We need to match the given graphs with the functions provided. Let's analyze each graph and function:

Graph 1:

The graph shows an exponential growth function. It passes through points like (0,1), (1,2), (2,4), (3,8). This suggests a function of the form \( y = a^x \) or \( y = a^x + c \). Since it passes through (0,1), \( c = 0 \) and \( a = 2 \). Therefore, the function is \( y = 2^x \).

Graph 2:

The graph shows a logarithmic function. The y-values are increasing slowly as x increases. It seems to be the inverse of an exponential function. If we consider \( y = \textrm{log}_b(x) \) or \( y = \textrm{ln}(x) \) or \( y = \textrm{lg}(x) \). Observing the values, when \( x=1 \), \( y=0 \). When \( x=10 \), \( y=1 \). When \( x=100 \), \( y=2 \). This is characteristic of the common logarithm \( y = \textrm{lg}(x) \).

Graph 3:

The graph shows a periodic wave function.

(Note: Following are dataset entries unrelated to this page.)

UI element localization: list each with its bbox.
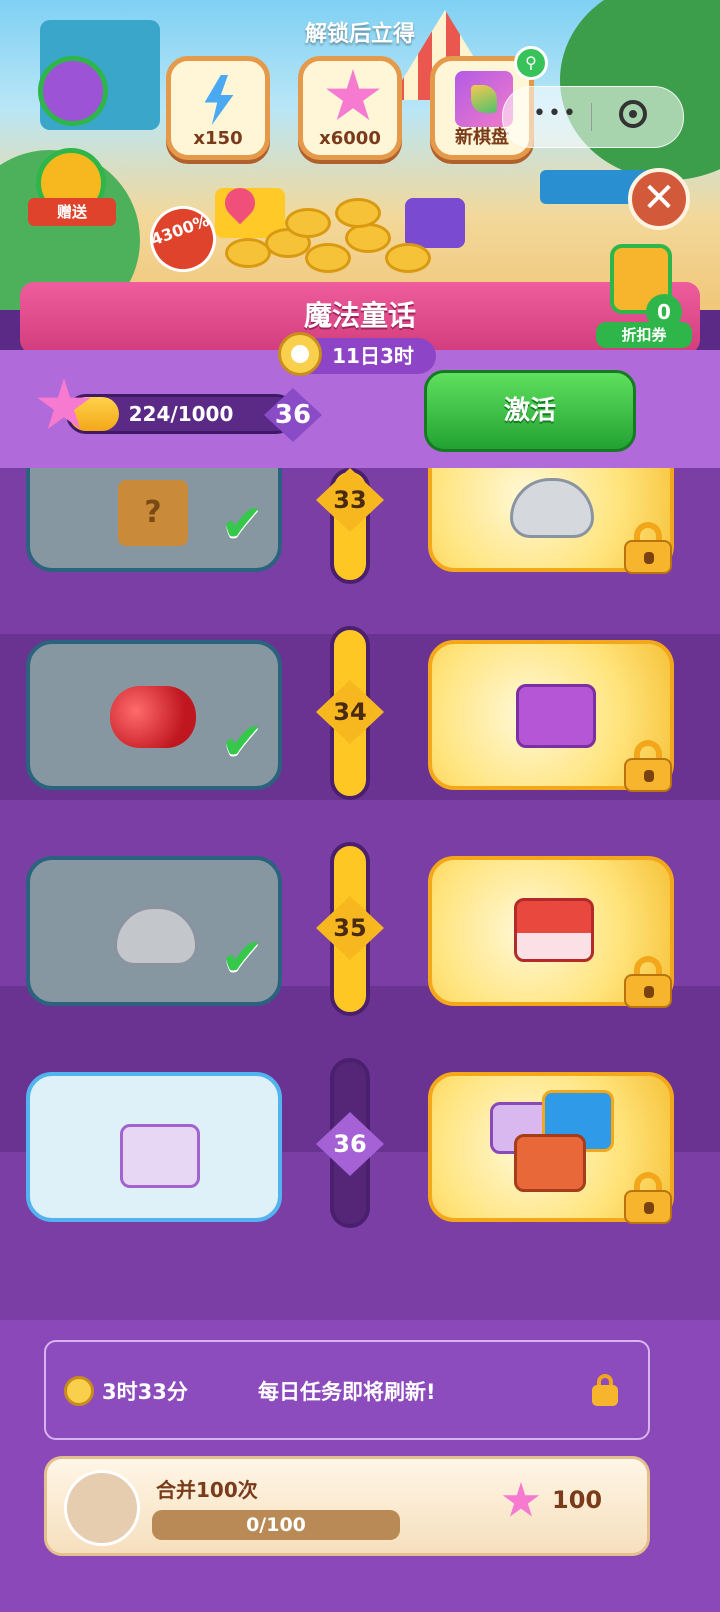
reward-stars[interactable]: x6000 bbox=[298, 56, 402, 160]
claimed-check-icon: ✔ bbox=[220, 494, 264, 554]
discount-voucher[interactable]: 0 折扣券 bbox=[596, 244, 692, 348]
free-reward-35[interactable]: ✔ bbox=[26, 856, 282, 1006]
task-progress-text: 0/100 bbox=[246, 1514, 306, 1536]
premium-reward-33[interactable] bbox=[428, 468, 674, 574]
lock-icon bbox=[624, 1172, 672, 1224]
lock-icon bbox=[624, 956, 672, 1008]
magnifier-icon[interactable]: ⚲ bbox=[514, 46, 548, 80]
exit-target-icon[interactable] bbox=[619, 100, 647, 128]
free-reward-36[interactable] bbox=[26, 1072, 282, 1222]
alarm-clock-icon bbox=[64, 1376, 94, 1406]
energy-bolt-icon bbox=[204, 75, 234, 125]
daily-refresh-time: 3时33分 bbox=[102, 1380, 188, 1404]
unlock-title: 解锁后立得 bbox=[304, 22, 415, 47]
premium-reward-35[interactable] bbox=[428, 856, 674, 1008]
red-chest-icon bbox=[514, 898, 594, 962]
free-reward-34[interactable]: ✔ bbox=[26, 640, 282, 790]
silver-shell-icon bbox=[114, 906, 198, 966]
merge-hand-icon bbox=[64, 1470, 140, 1546]
claimed-check-icon: ✔ bbox=[220, 928, 264, 988]
reward-stars-label: x6000 bbox=[319, 128, 381, 149]
lock-icon bbox=[624, 740, 672, 792]
claimed-check-icon: ✔ bbox=[220, 712, 264, 772]
premium-reward-36[interactable] bbox=[428, 1072, 674, 1224]
task-reward-amount: 100 bbox=[552, 1486, 603, 1514]
task-title: 合并100次 bbox=[156, 1478, 258, 1502]
coin-pile-image bbox=[205, 181, 475, 283]
lock-icon bbox=[624, 522, 672, 574]
more-menu-icon[interactable]: ••• bbox=[533, 101, 578, 126]
activate-button[interactable]: 激活 bbox=[424, 370, 636, 452]
miniprogram-capsule[interactable]: ••• bbox=[502, 86, 684, 148]
mystery-cube-icon: ? bbox=[118, 480, 188, 546]
daily-refresh-message: 每日任务即将刷新! bbox=[258, 1380, 436, 1404]
close-icon[interactable]: ✕ bbox=[628, 168, 690, 230]
star-chest-icon bbox=[120, 1124, 200, 1188]
gift-box-button[interactable] bbox=[38, 56, 108, 126]
shell-bowl-icon bbox=[510, 478, 594, 538]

It passes through \( (0,0) \), \( (\frac{\pi}{2}, 1) \), \( (\pi, 0) \), \( (-\frac{\pi}{2}, -1) \). This is the standard sine wave, \( y = \textrm{sin}(x) \).

Function Options:

• \( y = \textrm{sin}(x)+3 \)
• \( y = \textrm{cos}(x) \)
• \( y = 2^x \)
• \( y = 2^{-x} \)
• \( y = e^x \)
• \( y = \textrm{ln}(x) \)
• \( y = \textrm{lg}(x) \)
• \( y = \textrm{sin}(x) \)

Matching:

• Graph 1 matches with \( y = 2^x \).
• Graph 2 matches with \( y = \textrm{lg}(x) \).
• Graph 3 matches with \( y = \textrm{sin}(x) \).

The functions \( y = \textrm{sin}(x)+3 \), \( y = \textrm{cos}(x) \), \( y = 2^{-x} \), \( y = e^x \), \( y = \textrm{ln}(x) \) are not represented by the displayed graphs.

Final Matches:

1. Graph 1: \( y = 2^x \)
2. Graph 2: \( y = \textrm{lg}(x) \)
3. Graph 3: \( y = \textrm{sin}(x) \)